Researchers from Odisha University of Agriculture and Technology (OUAT) have found that red weaver ants are rich in protein and essential micronutrients, including calcium, iron, magnesium, potassium, sodium, zinc, copper and vitamin B-12. In remote forest regions where access to diverse foods can be limited, the ants have quietly served as a valuable nutritional supplement for decades.
Deepak Mohanty, senior scientist and head of Krishi Vigyan Kendra at Jashipur in Mayurbhanj district, says the ants continue to play an important role in protecting the health of local tribal communities. Besides chutney, they are also consumed as soups and used in traditional medicinal preparations.
A lesson in sustainable living
As the world searches for climate-friendly sources of protein, the people of Mayurbhanj have been living the answer all along.
Scientists increasingly view edible insects as one of the most sustainable protein sources available. They require far fewer natural resources than conventional livestock and produce significantly lower greenhouse gas emissions.
For the communities living around Similipal, however, harvesting red weaver ants has never been about following global food trends. It is about living with the forest rather than extracting from it.
The ants are collected from thriving ecosystems that have sustained people for generations, making kai chutney a powerful example of how Indigenous knowledge often anticipates ideas the modern world later rediscovers.

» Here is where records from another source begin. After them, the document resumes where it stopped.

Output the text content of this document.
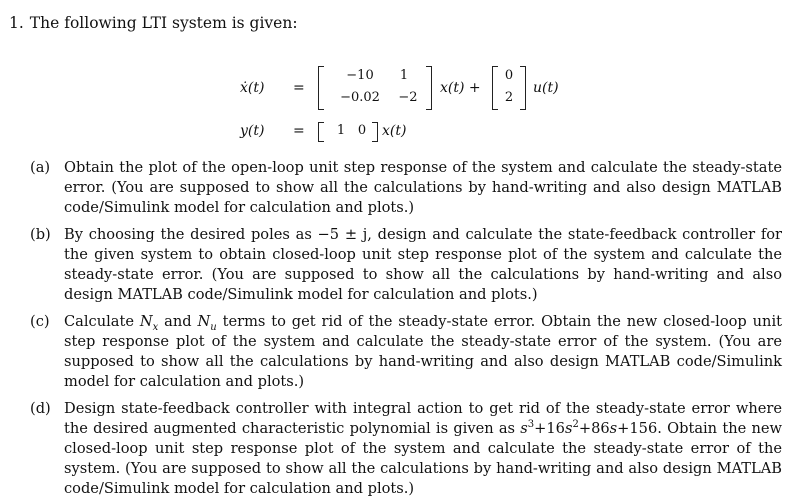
1. The following LTI system is given:
ẋ(t) =
−10	1
−0.02	−2
x(t) +
0
2
u(t)
y(t) = 1 0 x(t)
(a) Obtain the plot of the open-loop unit step response of the system and calculate the steady-state error. (You are supposed to show all the calculations by hand-writing and also design MATLAB code/Simulink model for calculation and plots.)
(b) By choosing the desired poles as −5 ± j, design and calculate the state-feedback controller for the given system to obtain closed-loop unit step response plot of the system and calculate the steady-state error. (You are supposed to show all the calculations by hand-writing and also design MATLAB code/Simulink model for calculation and plots.)
(c) Calculate $N_x$ and $N_u$ terms to get rid of the steady-state error. Obtain the new closed-loop unit step response plot of the system and calculate the steady-state error of the system. (You are supposed to show all the calculations by hand-writing and also design MATLAB code/Simulink model for calculation and plots.)
(d) Design state-feedback controller with integral action to get rid of the steady-state error where the desired augmented characteristic polynomial is given as $s^3+16s^2+86s+156$. Obtain the new closed-loop unit step response plot of the system and calculate the steady-state error of the system. (You are supposed to show all the calculations by hand-writing and also design MATLAB code/Simulink model for calculation and plots.)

Recognition for a community tradition
The journey to national recognition began in 2020 when The Mayurbhanj Kai Society Ltd applied for a GI tag.

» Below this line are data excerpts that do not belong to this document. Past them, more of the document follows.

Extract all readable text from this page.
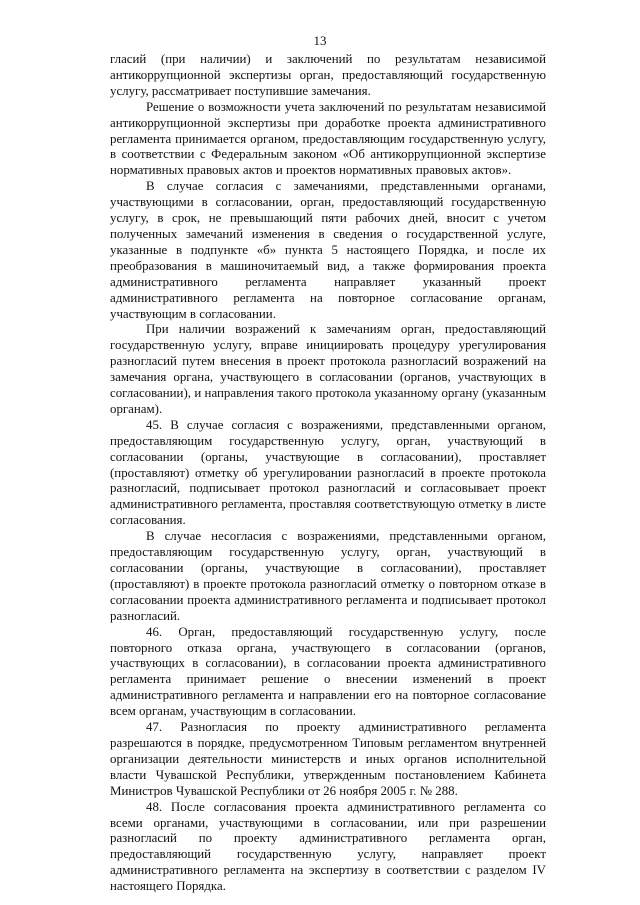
13

гласий (при наличии) и заключений по результатам независимой антикоррупционной экспертизы орган, предоставляющий государственную услугу, рассматривает поступившие замечания.

Решение о возможности учета заключений по результатам независимой антикоррупционной экспертизы при доработке проекта административного регламента принимается органом, предоставляющим государственную услугу, в соответствии с Федеральным законом «Об антикоррупционной экспертизе нормативных правовых актов и проектов нормативных правовых актов».

В случае согласия с замечаниями, представленными органами, участвующими в согласовании, орган, предоставляющий государственную услугу, в срок, не превышающий пяти рабочих дней, вносит с учетом полученных замечаний изменения в сведения о государственной услуге, указанные в подпункте «б» пункта 5 настоящего Порядка, и после их преобразования в машиночитаемый вид, а также формирования проекта административного регламента направляет указанный проект административного регламента на повторное согласование органам, участвующим в согласовании.

При наличии возражений к замечаниям орган, предоставляющий государственную услугу, вправе инициировать процедуру урегулирования разногласий путем внесения в проект протокола разногласий возражений на замечания органа, участвующего в согласовании (органов, участвующих в согласовании), и направления такого протокола указанному органу (указанным органам).

45. В случае согласия с возражениями, представленными органом, предоставляющим государственную услугу, орган, участвующий в согласовании (органы, участвующие в согласовании), проставляет (проставляют) отметку об урегулировании разногласий в проекте протокола разногласий, подписывает протокол разногласий и согласовывает проект административного регламента, проставляя соответствующую отметку в листе согласования.

В случае несогласия с возражениями, представленными органом, предоставляющим государственную услугу, орган, участвующий в согласовании (органы, участвующие в согласовании), проставляет (проставляют) в проекте протокола разногласий отметку о повторном отказе в согласовании проекта административного регламента и подписывает протокол разногласий.

46. Орган, предоставляющий государственную услугу, после повторного отказа органа, участвующего в согласовании (органов, участвующих в согласовании), в согласовании проекта административного регламента принимает решение о внесении изменений в проект административного регламента и направлении его на повторное согласование всем органам, участвующим в согласовании.

47. Разногласия по проекту административного регламента разрешаются в порядке, предусмотренном Типовым регламентом внутренней организации деятельности министерств и иных органов исполнительной власти Чувашской Республики, утвержденным постановлением Кабинета Министров Чувашской Республики от 26 ноября 2005 г. № 288.

48. После согласования проекта административного регламента со всеми органами, участвующими в согласовании, или при разрешении разногласий по проекту административного регламента орган, предоставляющий государственную услугу, направляет проект административного регламента на экспертизу в соответствии с разделом IV настоящего Порядка.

Founded in 2018, the collective has spent years introducing kai chutney to audiences beyond tribal communities through food festivals and public awareness campaigns.
According to the society’s secretary, Nayadhar Padhial, the aim has always been to highlight not only the chutney’s distinctive taste but also its nutritional value and cultural importance. The GI tag, awarded in 2024, acknowledges far more than a recipe.
It recognises the knowledge of communities who understood sustainable food systems long before phrases like “alternative protein” and “climate-smart diets” entered public conversation.
In the forests of Mayurbhanj, a meal may still begin with a sting. But for those who call these forests home, that sting has always been part of a story—one of resilience, nourishment and a tradition that refuses to fade.